Tuesday, October 7, 2008
I'm usually on top of the Halloween decorations. I love this season. The ever changing colors, changes in weather, and the smells of the fresh ground. Time passed by quickly and all of a sudden, the first week of October was gone. The kids reminded me that we hadn't put our decorations up yet. I dusted off the cobwebbed Rubbermaid's in the garage and spent 3 hours decorating the inside of the house. I am "a little" anal retentive when it comes to decorating. After the kids went to bed, I placed the pumpkins and ghouls in "just the right spot". You should have seen where they placed things. Gianna had 15 different candle holders on a 12 inch table. And Brandon tried to scotch tape a skeleton costume to the fireplace mantel.
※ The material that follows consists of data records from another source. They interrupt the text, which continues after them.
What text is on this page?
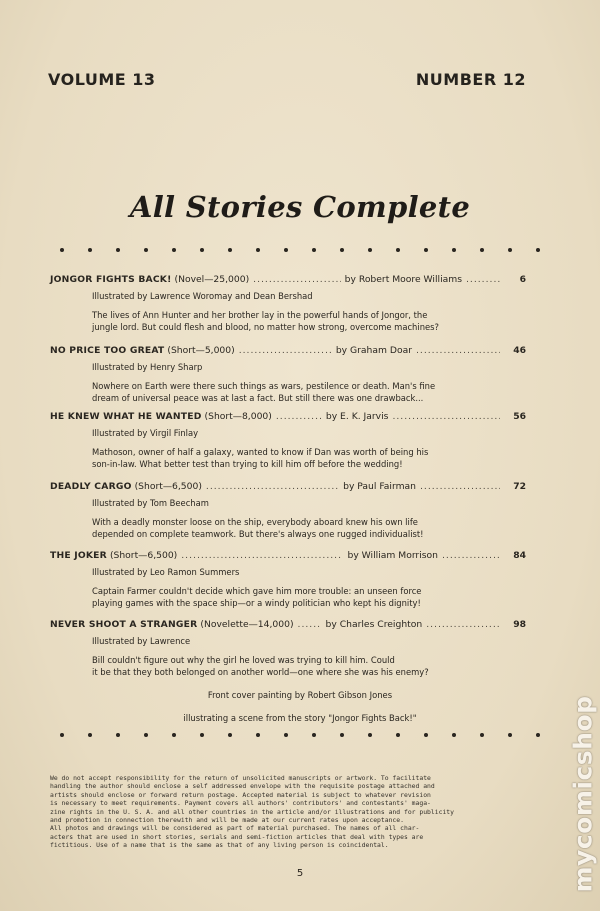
VOLUME 13	NUMBER 12
All Stories Complete
JONGOR FIGHTS BACK! (Novel—25,000) .....	by Robert Moore Williams .....	6
Illustrated by Lawrence Woromay and Dean Bershad
The lives of Ann Hunter and her brother lay in the powerful hands of Jongor, the
jungle lord. But could flesh and blood, no matter how strong, overcome machines?
NO PRICE TOO GREAT (Short—5,000) .....	by Graham Doar .....	46
Illustrated by Henry Sharp
Nowhere on Earth were there such things as wars, pestilence or death. Man's fine
dream of universal peace was at last a fact. But still there was one drawback...
HE KNEW WHAT HE WANTED (Short—8,000) .....	by E. K. Jarvis .....	56
Illustrated by Virgil Finlay
Mathoson, owner of half a galaxy, wanted to know if Dan was worth of being his
son-in-law. What better test than trying to kill him off before the wedding!
DEADLY CARGO (Short—6,500) .....	by Paul Fairman .....	72
Illustrated by Tom Beecham
With a deadly monster loose on the ship, everybody aboard knew his own life
depended on complete teamwork. But there's always one rugged individualist!
THE JOKER (Short—6,500) .....	by William Morrison .....	84
Illustrated by Leo Ramon Summers
Captain Farmer couldn't decide which gave him more trouble: an unseen force
playing games with the space ship—or a windy politician who kept his dignity!
NEVER SHOOT A STRANGER (Novelette—14,000) .....	by Charles Creighton .....	98
Illustrated by Lawrence
Bill couldn't figure out why the girl he loved was trying to kill him. Could
it be that they both belonged on another world—one where she was his enemy?
Front cover painting by Robert Gibson Jones
illustrating a scene from the story "Jongor Fights Back!"
We do not accept responsibility for the return of unsolicited manuscripts or artwork. To facilitate
handling the author should enclose a self addressed envelope with the requisite postage attached and
artists should enclose or forward return postage. Accepted material is subject to whatever revision
is necessary to meet requirements. Payment covers all authors' contributors' and contestants' maga-
zine rights in the U. S. A. and all other countries in the article and/or illustrations and for publicity
and promotion in connection therewith and will be made at our current rates upon acceptance.
All photos and drawings will be considered as part of material purchased. The names of all char-
acters that are used in short stories, serials and semi-fiction articles that deal with types are
fictitious. Use of a name that is the same as that of any living person is coincidental.
5	mycomicshop
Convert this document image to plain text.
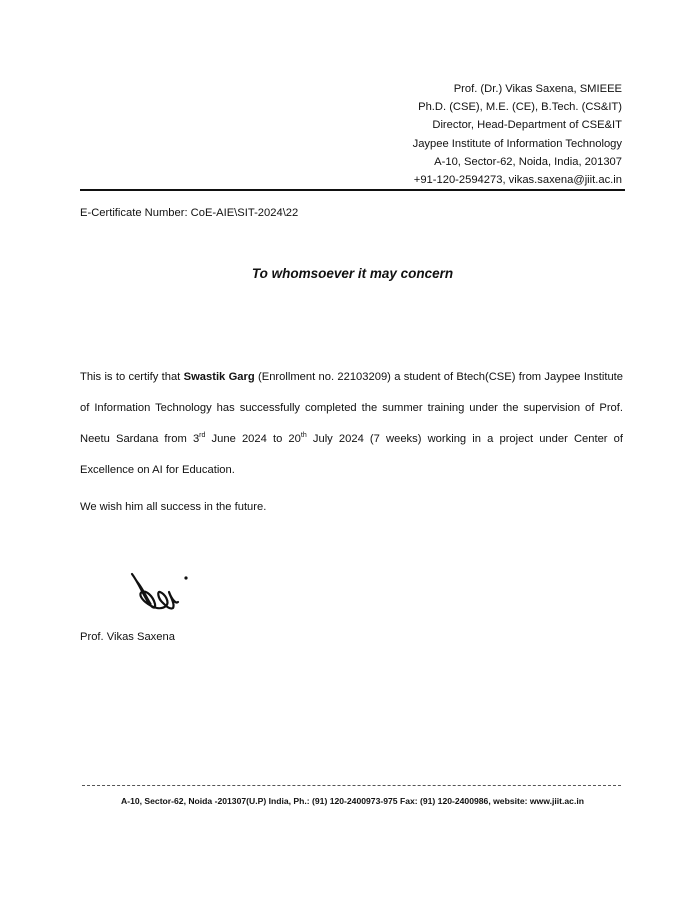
Prof. (Dr.) Vikas Saxena, SMIEEE
Ph.D. (CSE), M.E. (CE), B.Tech. (CS&IT)
Director, Head-Department of CSE&IT
Jaypee Institute of Information Technology
A-10, Sector-62, Noida, India, 201307
+91-120-2594273, vikas.saxena@jiit.ac.in
E-Certificate Number: CoE-AIE\SIT-2024\22
To whomsoever it may concern
This is to certify that Swastik Garg (Enrollment no. 22103209) a student of Btech(CSE) from Jaypee Institute of Information Technology has successfully completed the summer training under the supervision of Prof. Neetu Sardana from 3rd June 2024 to 20th July 2024 (7 weeks) working in a project under Center of Excellence on AI for Education.
We wish him all success in the future.
Prof. Vikas Saxena
A-10, Sector-62, Noida -201307(U.P) India, Ph.: (91) 120-2400973-975 Fax: (91) 120-2400986, website: www.jiit.ac.in
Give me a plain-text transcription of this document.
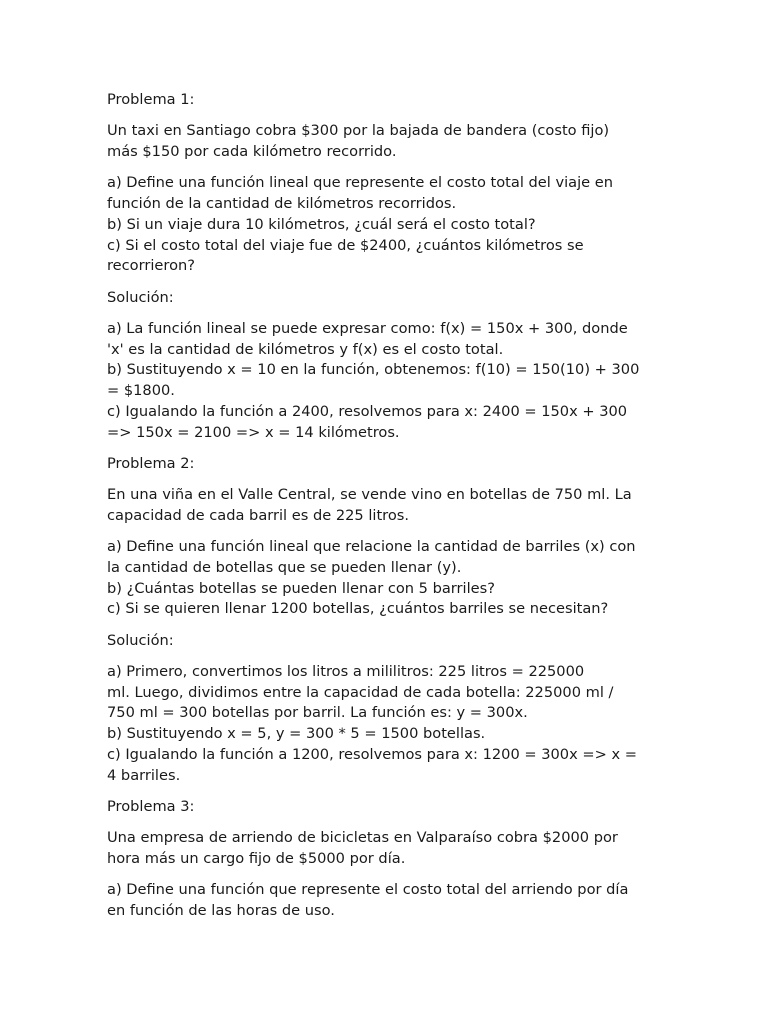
Problema 1:
Un taxi en Santiago cobra $300 por la bajada de bandera (costo fijo)
más $150 por cada kilómetro recorrido.
a) Define una función lineal que represente el costo total del viaje en
función de la cantidad de kilómetros recorridos.
b) Si un viaje dura 10 kilómetros, ¿cuál será el costo total?
c) Si el costo total del viaje fue de $2400, ¿cuántos kilómetros se
recorrieron?
Solución:
a) La función lineal se puede expresar como: f(x) = 150x + 300, donde
'x' es la cantidad de kilómetros y f(x) es el costo total.
b) Sustituyendo x = 10 en la función, obtenemos: f(10) = 150(10) + 300
= $1800.
c) Igualando la función a 2400, resolvemos para x: 2400 = 150x + 300
=> 150x = 2100 => x = 14 kilómetros.
Problema 2:
En una viña en el Valle Central, se vende vino en botellas de 750 ml. La
capacidad de cada barril es de 225 litros.
a) Define una función lineal que relacione la cantidad de barriles (x) con
la cantidad de botellas que se pueden llenar (y).
b) ¿Cuántas botellas se pueden llenar con 5 barriles?
c) Si se quieren llenar 1200 botellas, ¿cuántos barriles se necesitan?
Solución:
a) Primero, convertimos los litros a mililitros: 225 litros = 225000
ml. Luego, dividimos entre la capacidad de cada botella: 225000 ml /
750 ml = 300 botellas por barril. La función es: y = 300x.
b) Sustituyendo x = 5, y = 300 * 5 = 1500 botellas.
c) Igualando la función a 1200, resolvemos para x: 1200 = 300x => x =
4 barriles.
Problema 3:
Una empresa de arriendo de bicicletas en Valparaíso cobra $2000 por
hora más un cargo fijo de $5000 por día.
a) Define una función que represente el costo total del arriendo por día
en función de las horas de uso.
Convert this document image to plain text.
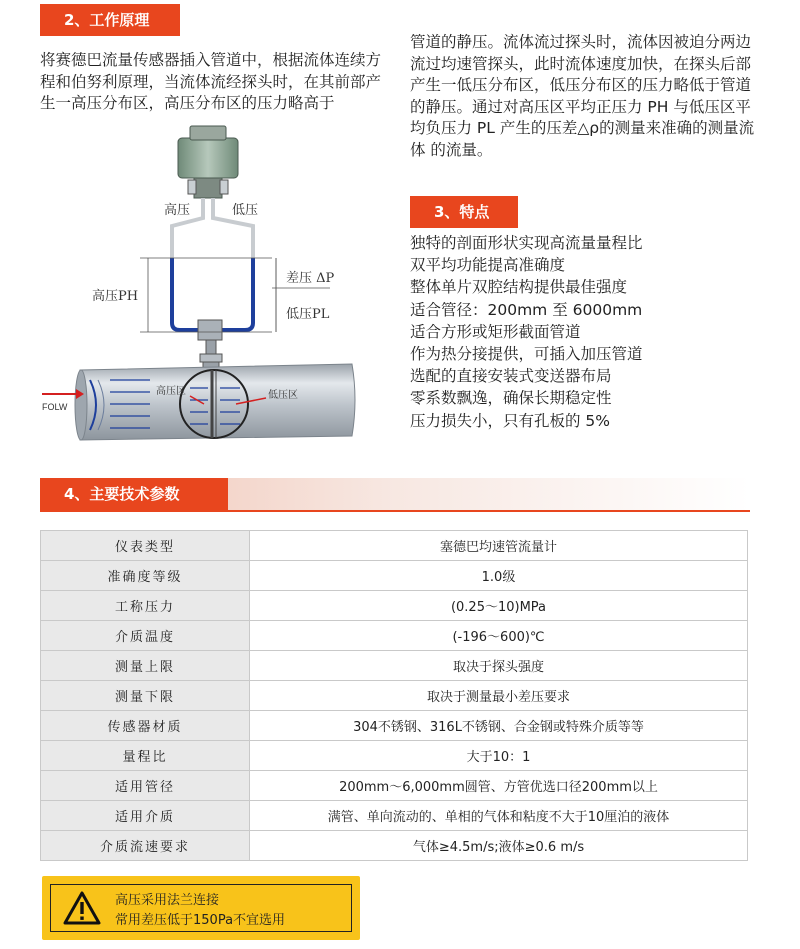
2、工作原理

将赛德巴流量传感器插入管道中，根据流体连续方程和伯努利原理，当流体流经探头时，在其前部产生一高压分布区，高压分布区的压力略高于

管道的静压。流体流过探头时，流体因被迫分两边流过均速管探头，此时流体速度加快，在探头后部产生一低压分布区，低压分布区的压力略低于管道的静压。通过对高压区平均正压力 PH 与低压区平均负压力 PL 产生的压差△ρ的测量来准确的测量流体 的流量。

高压	低压
高压PH
差压 ΔP
低压PL
FOLW
高压区	低压区
3、特点
独特的剖面形状实现高流量量程比
双平均功能提高准确度
整体单片双腔结构提供最佳强度
适合管径：200mm 至 6000mm
适合方形或矩形截面管道
作为热分接提供，可插入加压管道
选配的直接安装式变送器布局
零系数飘逸，确保长期稳定性
压力损失小，只有孔板的 5%
4、主要技术参数
仪表类型	塞德巴均速管流量计
准确度等级	1.0级
工称压力	(0.25～10)MPa
介质温度	(-196～600)℃
测量上限	取决于探头强度
测量下限	取决于测量最小差压要求
传感器材质	304不锈钢、316L不锈钢、合金钢或特殊介质等等
量程比	大于10：1
适用管径	200mm～6,000mm圆管、方管优选口径200mm以上
适用介质	满管、单向流动的、单相的气体和粘度不大于10厘泊的液体
介质流速要求	气体≥4.5m/s;液体≥0.6 m/s
高压采用法兰连接
常用差压低于150Pa不宜选用
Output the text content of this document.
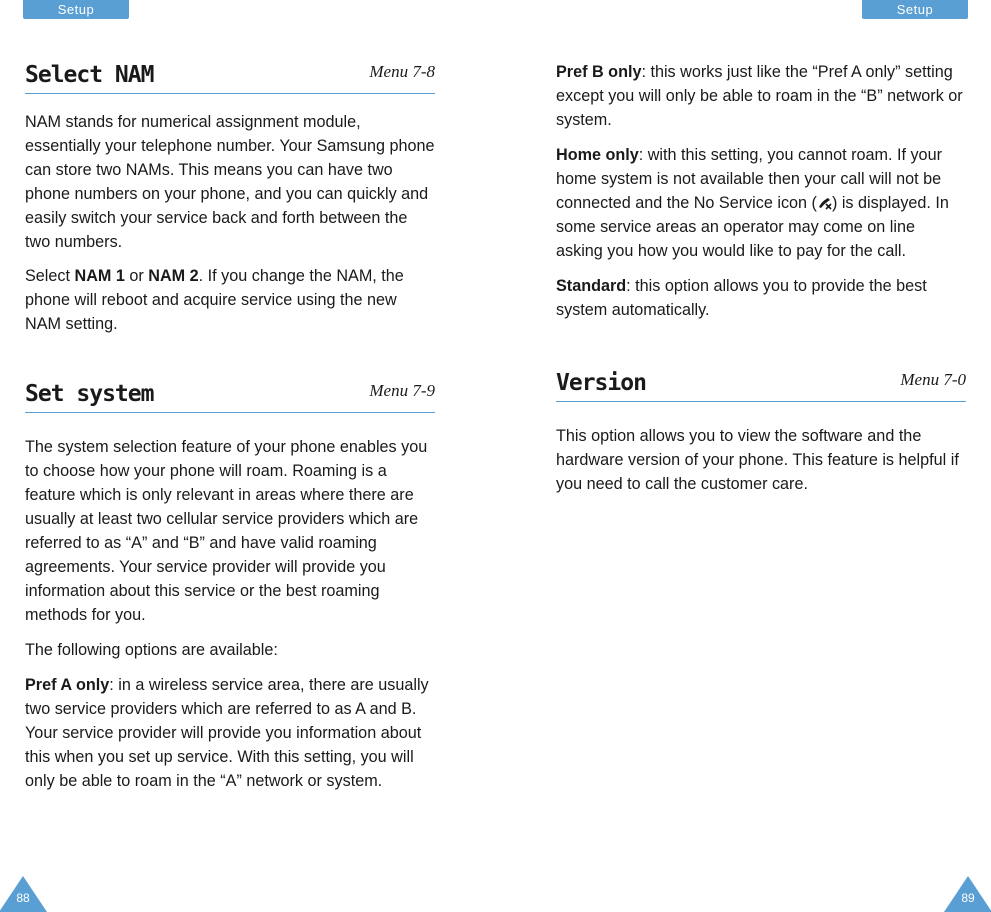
Setup	Setup
Select NAM	Menu 7-8

NAM stands for numerical assignment module, essentially your telephone number. Your Samsung phone can store two NAMs. This means you can have two phone numbers on your phone, and you can quickly and easily switch your service back and forth between the two numbers.

Select NAM 1 or NAM 2. If you change the NAM, the phone will reboot and acquire service using the new NAM setting.

Set system	Menu 7-9

The system selection feature of your phone enables you to choose how your phone will roam. Roaming is a feature which is only relevant in areas where there are usually at least two cellular service providers which are referred to as “A” and “B” and have valid roaming agreements. Your service provider will provide you information about this service or the best roaming methods for you.

The following options are available:

Pref A only: in a wireless service area, there are usually two service providers which are referred to as A and B. Your service provider will provide you information about this when you set up service. With this setting, you will only be able to roam in the “A” network or system.

Pref B only: this works just like the “Pref A only” setting except you will only be able to roam in the “B” network or system.

Home only: with this setting, you cannot roam. If your home system is not available then your call will not be connected and the No Service icon ( ) is displayed. In some service areas an operator may come on line asking you how you would like to pay for the call.

Standard: this option allows you to provide the best system automatically.

Version	Menu 7-0

This option allows you to view the software and the hardware version of your phone. This feature is helpful if you need to call the customer care.

88	89
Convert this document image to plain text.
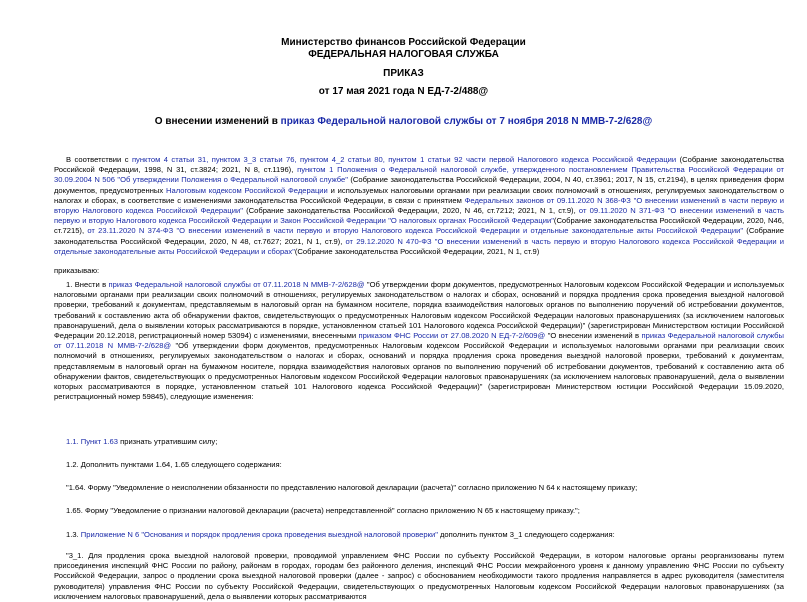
Министерство финансов Российской Федерации
ФЕДЕРАЛЬНАЯ НАЛОГОВАЯ СЛУЖБА
ПРИКАЗ
от 17 мая 2021 года N ЕД-7-2/488@
О внесении изменений в приказ Федеральной налоговой службы от 7 ноября 2018 N ММВ-7-2/628@
В соответствии с пунктом 4 статьи 31, пунктом 3_3 статьи 76, пунктом 4_2 статьи 80, пунктом 1 статьи 92 части первой Налогового кодекса Российской Федерации (Собрание законодательства Российской Федерации, 1998, N 31, ст.3824; 2021, N 8, ст.1196), пунктом 1 Положения о Федеральной налоговой службе, утвержденного постановлением Правительства Российской Федерации от 30.09.2004 N 506 "Об утверждении Положения о Федеральной налоговой службе" (Собрание законодательства Российской Федерации, 2004, N 40, ст.3961; 2017, N 15, ст.2194), в целях приведения форм документов, предусмотренных Налоговым кодексом Российской Федерации и используемых налоговыми органами при реализации своих полномочий в отношениях, регулируемых законодательством о налогах и сборах, в соответствие с изменениями законодательства Российской Федерации, в связи с принятием Федеральных законов от 09.11.2020 N 368-ФЗ "О внесении изменений в части первую и вторую Налогового кодекса Российской Федерации" (Собрание законодательства Российской Федерации, 2020, N 46, ст.7212; 2021, N 1, ст.9), от 09.11.2020 N 371-ФЗ "О внесении изменений в часть первую и вторую Налогового кодекса Российской Федерации и Закон Российской Федерации "О налоговых органах Российской Федерации"(Собрание законодательства Российской Федерации, 2020, N46, ст.7215), от 23.11.2020 N 374-ФЗ "О внесении изменений в части первую и вторую Налогового кодекса Российской Федерации и отдельные законодательные акты Российской Федерации" (Собрание законодательства Российской Федерации, 2020, N 48, ст.7627; 2021, N 1, ст.9), от 29.12.2020 N 470-ФЗ "О внесении изменений в часть первую и вторую Налогового кодекса Российской Федерации и отдельные законодательные акты Российской Федерации и сборах"(Собрание законодательства Российской Федерации, 2021, N 1, ст.9)
приказываю:
1. Внести в приказ Федеральной налоговой службы от 07.11.2018 N ММВ-7-2/628@ "Об утверждении форм документов, предусмотренных Налоговым кодексом Российской Федерации и используемых налоговыми органами при реализации своих полномочий в отношениях, регулируемых законодательством о налогах и сборах, оснований и порядка продления срока проведения выездной налоговой проверки, требований к документам, представляемым в налоговый орган на бумажном носителе, порядка взаимодействия налоговых органов по выполнению поручений об истребовании документов, требований к составлению акта об обнаружении фактов, свидетельствующих о предусмотренных Налоговым кодексом Российской Федерации налоговых правонарушениях (за исключением налоговых правонарушений, дела о выявлении которых рассматриваются в порядке, установленном статьей 101 Налогового кодекса Российской Федерации)" (зарегистрирован Министерством юстиции Российской Федерации 20.12.2018, регистрационный номер 53094) с изменениями, внесенными приказом ФНС России от 27.08.2020 N ЕД-7-2/609@ "О внесении изменений в приказ Федеральной налоговой службы от 07.11.2018 N ММВ-7-2/628@ "Об утверждении форм документов, предусмотренных Налоговым кодексом Российской Федерации и используемых налоговыми органами при реализации своих полномочий в отношениях, регулируемых законодательством о налогах и сборах, оснований и порядка продления срока проведения выездной налоговой проверки, требований к документам, представляемым в налоговый орган на бумажном носителе, порядка взаимодействия налоговых органов по выполнению поручений об истребовании документов, требований к составлению акта об обнаружении фактов, свидетельствующих о предусмотренных Налоговым кодексом Российской Федерации налоговых правонарушениях (за исключением налоговых правонарушений, дела о выявлении которых рассматриваются в порядке, установленном статьей 101 Налогового кодекса Российской Федерации)" (зарегистрирован Министерством юстиции Российской Федерации 15.09.2020, регистрационный номер 59845), следующие изменения:
1.1. Пункт 1.63 признать утратившим силу;
1.2. Дополнить пунктами 1.64, 1.65 следующего содержания:
"1.64. Форму "Уведомление о неисполнении обязанности по представлению налоговой декларации (расчета)" согласно приложению N 64 к настоящему приказу;
1.65. Форму "Уведомление о признании налоговой декларации (расчета) непредставленной" согласно приложению N 65 к настоящему приказу.";
1.3. Приложение N 6 "Основания и порядок продления срока проведения выездной налоговой проверки" дополнить пунктом 3_1 следующего содержания:
"3_1. Для продления срока выездной налоговой проверки, проводимой управлением ФНС России по субъекту Российской Федерации, в котором налоговые органы реорганизованы путем присоединения инспекций ФНС России по району, районам в городах, городам без районного деления, инспекций ФНС России межрайонного уровня к данному управлению ФНС России по субъекту Российской Федерации, запрос о продлении срока выездной налоговой проверки (далее - запрос) с обоснованием необходимости такого продления направляется в адрес руководителя (заместителя руководителя) управления ФНС России по субъекту Российской Федерации, свидетельствующих о предусмотренных Налоговым кодексом Российской Федерации налоговых правонарушениях (за исключением налоговых правонарушений, дела о выявлении которых рассматриваются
UMMM...doesn't work. Scary that I can't just let some of that stuff go. The other scary thing? Costume discussions. On our 40 minute ride to school this morning, Brandon wanted to be about 40 different things... army guy, policeman, rock star, mad scientist, skater, surf boarder, Scream(which is way out of the question), a snickers bar, a zombie prisoner, a motorcycle rider.... and on and on. Gianna? Simple (for once thank God) - a cheerleader! I remember my favorite costume as a little girl (my Aunt Cindy made it for me) - I was a bag of Jelly Beans. That was when Halloween wasn't soooo commercial. What happened to the good ol' days of Halloween? What was your favorite costume when you were little?
Friday, October 3, 2008
Wednesday, October 1, 2008
What's your story? Everyone has one. Where your born. Where you grew up. Where you've been. And where your are today. I was almost to work when I saw the most beautiful thing. Thank you God for that precious moment. A homeless man was sitting on the curb with his garbage bag full of cans, held tightly over his shoulder. His only possession. Another homeless man quickly hobbles down the street toward the man on the curb and they embrace. They held that embrace, not afraid to hold on. I kept driving as my heart smiled. And then before I knew it, my minivan turns around like Knight Rider and I'm heading back toward the two men. I stop Knight Rider in front of the man with his one possession and blurt out, "Excuse me, but can I buy you breakfast?" Whoa, poltergeist! Who just entered my body to speak for me? He comes up to my car and says, "No, thank you. I have a food card." "Are you sure? I really would love to do it. I just saw you hug your friend and it made me smile." He still declined and I sat talking to this man for a good five minutes, as cars buzzed around our conversation. What's his story? Maybe it was his life today that made me look at my own this morning. No matter what our story is, or walk of life, we can love and be loved. I simply can say, I am in awe and wish all of you could have seen that one embrace between those two men. It certainly would have changed your heart this morning.